私だって本当は学校になんて行きたくなかった。
でも親に詮索されるのが面倒だから、行かざるを得なかった。
高二に進級したけどクラス替えというものはこの学校には存在しないので、卒業まで私は敵意丸出しのメンバーと一緒だ。
ーー私は罪を犯した。
でも償い方なんてわからないから、さっさとぜんぶ投げ出して私は、今の環境から逃げ出したかった。
こんな狡くて汚い考えを持つ私が美化委員に選ばれるだなんて、ホント冗談みたいで笑える。
だけど余り物を押し付けられたという点では、クラスの余り物となった今の私の境遇にぴったりなのかもしれなかった。
「バケツは俺が持つよ」
今週の美化委員の仕事は、学校近隣の清掃だ。
すべての授業が終わって放課後。私と同じく美化委員になった須藤圭太の隣を私は歩く。彼は火ばさみで地面に落ちているゴミを器用に掴み、次々に金バケツへ投げ入れていった。

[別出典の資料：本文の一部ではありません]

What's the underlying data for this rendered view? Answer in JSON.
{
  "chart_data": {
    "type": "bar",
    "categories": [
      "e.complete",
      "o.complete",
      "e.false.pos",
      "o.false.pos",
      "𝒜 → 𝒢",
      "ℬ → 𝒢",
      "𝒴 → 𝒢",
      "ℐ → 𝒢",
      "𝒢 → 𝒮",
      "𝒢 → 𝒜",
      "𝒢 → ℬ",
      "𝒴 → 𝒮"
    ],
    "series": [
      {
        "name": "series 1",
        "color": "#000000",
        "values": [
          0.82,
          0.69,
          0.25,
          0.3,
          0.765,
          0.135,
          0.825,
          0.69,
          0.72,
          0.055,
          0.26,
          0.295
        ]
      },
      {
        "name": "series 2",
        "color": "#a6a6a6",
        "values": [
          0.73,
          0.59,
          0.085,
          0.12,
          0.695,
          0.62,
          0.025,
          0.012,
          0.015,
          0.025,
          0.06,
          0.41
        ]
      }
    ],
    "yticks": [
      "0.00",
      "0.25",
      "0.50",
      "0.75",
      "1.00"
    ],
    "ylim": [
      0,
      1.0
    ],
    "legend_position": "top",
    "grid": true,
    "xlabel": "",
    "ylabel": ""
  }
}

担当の先生を先頭にし、各学級二名ずつの美化委員が二列に並ぶ。学校敷地の外周を、私たちはなぞるように周った。まるでお祭りのときに見かける大名行列だ。めでたいことなんて何も無いけれど。
「お疲れ様でした。倉庫に清掃用具を戻した人から上がってください」
担当教員の号令で、本日の活動は終了した。
私は須藤くんからバケツと軍手、火ばさみを貰い受けた。
「山下さん、毎回ごめんね。助かるよ」
「私も道具を戻したらすぐに帰るから、別に大した仕事じゃないよ」
「ホントありがとう。それじゃあ、また明日」
「うん。またね」
学校が終わると須藤くんは、なぜ逃げるように急いで帰宅するのだろう。
私たちは同じ教室で一年間、同じ方向を向いて授業を受けていたのにもかかわらず、お互いのことなんて何も知らなかった。二年の初めに委員会が一緒になっても、何も。